Delayed tumor growth following transfer of TCR-transduced splenocytes. A, C57BL/6 splenocytes were transduced and 1 × 10⁶ or 7 × 10⁶ CD8⁺ gp100 tetramer+ cells were transferred to B16 tumor bearing C57BL/6 mice. Animals received 5 Gy TBI with concurrent fowlpox virus expressing hgp100 vaccination and twice daily IL-2 administration for 3 days. As controls, animals were either left untreated (NT) or received GFP vector-transduced (GFP-transduced) splenocytes or transgenic pmel-1 T cells (pmel-1). Results of tumor area were the mean of measurement of 5 mice per group. The delay in tumor growth in mice that received 7 × 10⁶ CD8⁺ gp100 tetramer+ cells versus the same number of GFP vector-transduced cells was statistically significant (P=0.009). B, A cell mixing experiment was performed to mimic the administration of 1 × 10⁶ CD8⁺ Vβ13+-transduced cells. Using the same percentage of untransduced cells determined in the TCR-transduced population, untransduced C57BL/6 lymphocytes were added to 1 × 10⁶ or 4 × 10⁵ pmel-1 transgenic splenocytes (pmel-1+UT), and compared to pmel-1 without added untransduced cells (pmel-1).
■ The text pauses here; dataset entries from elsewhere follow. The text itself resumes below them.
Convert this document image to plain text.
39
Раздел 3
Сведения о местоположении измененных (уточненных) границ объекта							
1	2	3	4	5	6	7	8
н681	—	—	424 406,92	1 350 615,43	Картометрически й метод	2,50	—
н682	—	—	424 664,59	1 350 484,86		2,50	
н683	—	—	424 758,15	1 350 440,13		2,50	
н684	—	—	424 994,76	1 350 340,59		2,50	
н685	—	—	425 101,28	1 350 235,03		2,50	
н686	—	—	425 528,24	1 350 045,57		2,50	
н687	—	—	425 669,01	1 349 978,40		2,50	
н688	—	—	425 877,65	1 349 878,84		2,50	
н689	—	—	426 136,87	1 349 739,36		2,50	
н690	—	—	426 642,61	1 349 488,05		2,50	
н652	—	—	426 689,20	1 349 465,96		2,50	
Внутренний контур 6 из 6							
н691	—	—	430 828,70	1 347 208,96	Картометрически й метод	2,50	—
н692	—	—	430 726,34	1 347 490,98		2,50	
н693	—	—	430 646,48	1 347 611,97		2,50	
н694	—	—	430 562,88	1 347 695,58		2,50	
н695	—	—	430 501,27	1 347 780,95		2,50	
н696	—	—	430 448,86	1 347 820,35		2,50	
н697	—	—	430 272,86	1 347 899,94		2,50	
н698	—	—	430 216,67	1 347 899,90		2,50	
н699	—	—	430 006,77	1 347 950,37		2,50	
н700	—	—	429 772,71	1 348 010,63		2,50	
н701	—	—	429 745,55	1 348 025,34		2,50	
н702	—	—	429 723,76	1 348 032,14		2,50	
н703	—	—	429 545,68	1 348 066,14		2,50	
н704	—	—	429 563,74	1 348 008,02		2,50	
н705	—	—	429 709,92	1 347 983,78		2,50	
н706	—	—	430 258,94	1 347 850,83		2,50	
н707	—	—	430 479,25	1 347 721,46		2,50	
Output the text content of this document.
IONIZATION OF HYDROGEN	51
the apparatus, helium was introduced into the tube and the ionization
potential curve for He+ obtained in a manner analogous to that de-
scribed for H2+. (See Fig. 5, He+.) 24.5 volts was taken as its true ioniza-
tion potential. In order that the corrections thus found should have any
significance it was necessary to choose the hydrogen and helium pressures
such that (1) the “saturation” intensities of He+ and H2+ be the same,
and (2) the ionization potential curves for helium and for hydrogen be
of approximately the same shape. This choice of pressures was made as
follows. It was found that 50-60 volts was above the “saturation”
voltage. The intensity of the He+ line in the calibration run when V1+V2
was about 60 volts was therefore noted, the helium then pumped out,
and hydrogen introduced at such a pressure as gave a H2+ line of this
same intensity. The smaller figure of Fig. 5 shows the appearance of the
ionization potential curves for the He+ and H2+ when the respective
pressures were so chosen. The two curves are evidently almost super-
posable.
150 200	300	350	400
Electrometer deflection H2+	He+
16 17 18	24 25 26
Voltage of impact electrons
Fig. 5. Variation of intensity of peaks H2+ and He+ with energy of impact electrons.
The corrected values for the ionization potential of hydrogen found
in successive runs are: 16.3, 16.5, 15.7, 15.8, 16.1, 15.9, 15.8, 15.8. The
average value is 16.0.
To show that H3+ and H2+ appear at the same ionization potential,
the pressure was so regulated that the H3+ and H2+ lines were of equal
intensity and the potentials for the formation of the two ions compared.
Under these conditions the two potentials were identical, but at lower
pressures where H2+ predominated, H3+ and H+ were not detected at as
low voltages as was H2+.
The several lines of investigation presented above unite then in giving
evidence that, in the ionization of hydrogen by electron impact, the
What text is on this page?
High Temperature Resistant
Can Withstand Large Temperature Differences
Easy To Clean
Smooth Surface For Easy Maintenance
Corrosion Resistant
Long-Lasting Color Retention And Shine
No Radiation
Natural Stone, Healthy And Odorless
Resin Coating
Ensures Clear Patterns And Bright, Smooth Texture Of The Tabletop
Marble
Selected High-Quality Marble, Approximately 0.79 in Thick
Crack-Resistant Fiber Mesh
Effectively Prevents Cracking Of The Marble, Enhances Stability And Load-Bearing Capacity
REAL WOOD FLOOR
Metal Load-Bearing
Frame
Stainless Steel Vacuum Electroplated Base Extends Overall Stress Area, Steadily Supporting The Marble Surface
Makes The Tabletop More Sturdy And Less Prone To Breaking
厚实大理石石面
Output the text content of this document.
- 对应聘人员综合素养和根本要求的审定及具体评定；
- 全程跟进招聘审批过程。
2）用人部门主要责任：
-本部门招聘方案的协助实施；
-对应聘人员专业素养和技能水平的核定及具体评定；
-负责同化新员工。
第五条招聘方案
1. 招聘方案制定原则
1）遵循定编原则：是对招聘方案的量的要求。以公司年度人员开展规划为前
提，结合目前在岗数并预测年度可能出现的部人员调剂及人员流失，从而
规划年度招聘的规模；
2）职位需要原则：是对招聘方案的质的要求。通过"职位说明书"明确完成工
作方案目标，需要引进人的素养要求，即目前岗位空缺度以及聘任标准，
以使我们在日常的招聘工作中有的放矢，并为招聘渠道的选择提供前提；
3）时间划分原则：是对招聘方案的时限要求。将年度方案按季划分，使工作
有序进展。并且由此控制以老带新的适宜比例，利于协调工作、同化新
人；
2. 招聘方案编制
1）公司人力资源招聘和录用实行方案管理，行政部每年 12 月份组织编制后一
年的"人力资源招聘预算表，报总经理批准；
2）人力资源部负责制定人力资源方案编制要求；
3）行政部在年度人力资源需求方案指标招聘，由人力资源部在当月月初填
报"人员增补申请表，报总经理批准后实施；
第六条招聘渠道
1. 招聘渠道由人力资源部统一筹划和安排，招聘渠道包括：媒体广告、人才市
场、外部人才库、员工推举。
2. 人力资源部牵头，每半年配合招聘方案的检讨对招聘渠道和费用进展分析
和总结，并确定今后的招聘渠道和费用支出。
After 5 Gy TBI B16 tumor bearing C57BL/6 mice received cell transfer followed by fowlpox virus expressing hgp100 vaccination and twice daily IL-2 administration for 3 days. The addition of untransduced cells to pmel-1 splenocytes had a significant negative effect on tumor treatment (1 × 10⁶ pmel-1, P=0.009 and with 4 × 10⁵ pmel-1, P=0.014). Tumor area is presented as the mean of 5 mice per group.